Reeves played fast and loose with business leaders’ trust
Not long ago, Rachel Reeves would have been right at home in a room full of business leaders and employers.
During the election campaign it was comfortable territory for the aspiring Chancellor who reassured the private sector at every turn that Labour would be “the most pro-business government the country has ever seen.”
Now, just a month after delivering her first Budget, Reeves would be forgiven for venturing into the CBI annual conference with some trepidation. The lobby group yesterday slammed the government’s approach to the private sector, warning that the Budget will hit investment, job creation and growth. Their language was admirably frank and echoed a growing chorus of complaints from business leaders in recent weeks.
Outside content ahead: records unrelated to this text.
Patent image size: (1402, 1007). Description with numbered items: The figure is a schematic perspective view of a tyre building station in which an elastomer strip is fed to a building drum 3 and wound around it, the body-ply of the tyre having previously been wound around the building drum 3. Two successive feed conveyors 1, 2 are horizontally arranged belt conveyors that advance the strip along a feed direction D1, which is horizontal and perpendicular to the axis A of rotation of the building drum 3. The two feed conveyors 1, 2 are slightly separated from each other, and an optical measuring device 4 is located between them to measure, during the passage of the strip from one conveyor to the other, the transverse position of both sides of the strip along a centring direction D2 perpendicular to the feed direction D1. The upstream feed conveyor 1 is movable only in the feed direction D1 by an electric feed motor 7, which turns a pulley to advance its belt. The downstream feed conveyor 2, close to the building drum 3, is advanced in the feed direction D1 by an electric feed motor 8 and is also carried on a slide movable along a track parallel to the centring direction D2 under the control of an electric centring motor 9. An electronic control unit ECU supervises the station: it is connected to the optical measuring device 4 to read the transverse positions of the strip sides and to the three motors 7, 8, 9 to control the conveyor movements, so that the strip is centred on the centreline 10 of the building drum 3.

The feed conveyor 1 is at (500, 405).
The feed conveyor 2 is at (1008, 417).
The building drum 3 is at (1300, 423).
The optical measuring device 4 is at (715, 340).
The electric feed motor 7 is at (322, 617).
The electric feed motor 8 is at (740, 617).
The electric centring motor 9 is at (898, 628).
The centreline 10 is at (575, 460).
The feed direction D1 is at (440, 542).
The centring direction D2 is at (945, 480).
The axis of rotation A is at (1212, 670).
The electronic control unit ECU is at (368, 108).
Reeves appeared in conversation with a CEO who isn’t yet embarrassed to be seen with her, Scottish Power’s Keith Anderson, but journalists attending the conference weren’t going to let her off the hook.
In response to a question about whether she would revisit any of the new costs being imposed on businesses, she said “we’ve made our decisions” and added that, contrary to the view of those who actually employ hundreds of thousands of people across the country, the Budget will in fact prove to be “good for jobs and good for growth.”
More than a few CEOs could be seen to shake their heads at this.
Perhaps sensing that she didn’t exactly have the audience in the palm of her hand, she offered an olive branch, telling the assembled bosses “you can be confident we’re not going to have to come back again and do another Budget like this.”
But on what grounds are employers expected to have any such confidence? The Budget measures that have so alarmed businesses large and small were not in Labour’s manifesto and caught everyone completely off guard.
Even the Institute of Fiscal Studies warned in the Budget’s aftermath that unless Labour “got lucky on growth” Reeves would very likely have to come back in a year or two and raise fresh taxes.
However, having promised not to do it again, the Chancellor’s final line of defence was to claim that she hasn’t “heard many alternatives” to the tax rises she announced last month. This is sophistry; pretending that she didn’t want to raise taxes on businesses simply adds insult to injury.
The truth is Labour has played fast and loose with business leaders’ trust.